The problem does not lie with people who disagree with you, Mr. Brudnoy and Mr. Ashcroft.
The problem lies with violence in the Middle East. Turn your attention to where it belongs, Mr. Brudnoy, rather than degrading your neighbors who happen to have another opinion than you.
The solution to the Middle East crisis lies with the brilliance of the American Jewish leaders who printed their view in the New York Times, May 31. In part, their piece read:
“We therefore call on the United States to take two actions at once, and simultaneously:
1. Bring about the creation of an international force to protect both Israelis and Palestinians from violence.
2. Call a regional peace conference including Israel, the Palestinian Authority, and all the Arab states, and peace-committed religious leaders and leaders of civil society in the region, to take up at once the Saudi proposals for regional peace endorsed by the Beirut Conference and the peace proposals that came close to agreement between Israel and the Palestinian Authority at Taba late in 2000.”
We have seen the success of peace-making in our lifetimes with Gandhi and King, Jr., South Africa, Northern Ireland, and the fall of the Berlin Wall and the integration of Russia into the West.
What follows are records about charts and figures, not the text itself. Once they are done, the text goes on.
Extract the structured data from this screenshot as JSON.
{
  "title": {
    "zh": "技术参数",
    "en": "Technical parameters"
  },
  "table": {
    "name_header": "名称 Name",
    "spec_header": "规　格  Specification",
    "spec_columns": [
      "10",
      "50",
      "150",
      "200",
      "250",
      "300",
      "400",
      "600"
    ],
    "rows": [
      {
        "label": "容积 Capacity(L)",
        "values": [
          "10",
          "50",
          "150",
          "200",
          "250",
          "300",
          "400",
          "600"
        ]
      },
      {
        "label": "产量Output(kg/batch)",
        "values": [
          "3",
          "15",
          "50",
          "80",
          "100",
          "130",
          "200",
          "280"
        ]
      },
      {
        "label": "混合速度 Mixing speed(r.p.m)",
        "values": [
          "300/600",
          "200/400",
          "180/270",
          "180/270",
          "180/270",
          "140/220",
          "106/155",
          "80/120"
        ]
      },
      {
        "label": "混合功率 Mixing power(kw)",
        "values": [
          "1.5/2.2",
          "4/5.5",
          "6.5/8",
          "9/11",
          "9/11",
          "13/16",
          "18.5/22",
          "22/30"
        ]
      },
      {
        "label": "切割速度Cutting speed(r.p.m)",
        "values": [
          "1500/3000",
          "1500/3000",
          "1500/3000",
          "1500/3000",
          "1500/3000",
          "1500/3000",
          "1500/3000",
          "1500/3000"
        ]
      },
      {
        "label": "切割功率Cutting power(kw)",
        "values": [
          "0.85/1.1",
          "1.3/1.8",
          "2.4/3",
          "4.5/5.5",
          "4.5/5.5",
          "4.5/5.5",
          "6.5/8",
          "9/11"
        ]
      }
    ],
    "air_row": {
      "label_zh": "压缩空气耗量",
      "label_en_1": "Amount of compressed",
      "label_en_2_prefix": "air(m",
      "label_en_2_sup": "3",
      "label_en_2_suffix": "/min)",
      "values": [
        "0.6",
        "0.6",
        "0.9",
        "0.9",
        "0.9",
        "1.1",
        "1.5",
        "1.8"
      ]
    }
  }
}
None of this happened through war.
We must expand our view beyond a “War on Terrorism” and encourage this dialogue with the highly respected spiritual, religious, political, and business leaders in the Middle East region.
America must turn its view toward peace-making in order to create a peaceful Middle East. America must also allow all of her citizens to differ, and to live in freedom and dignity, without the threat of being a casualty of its “War on Terrorism.”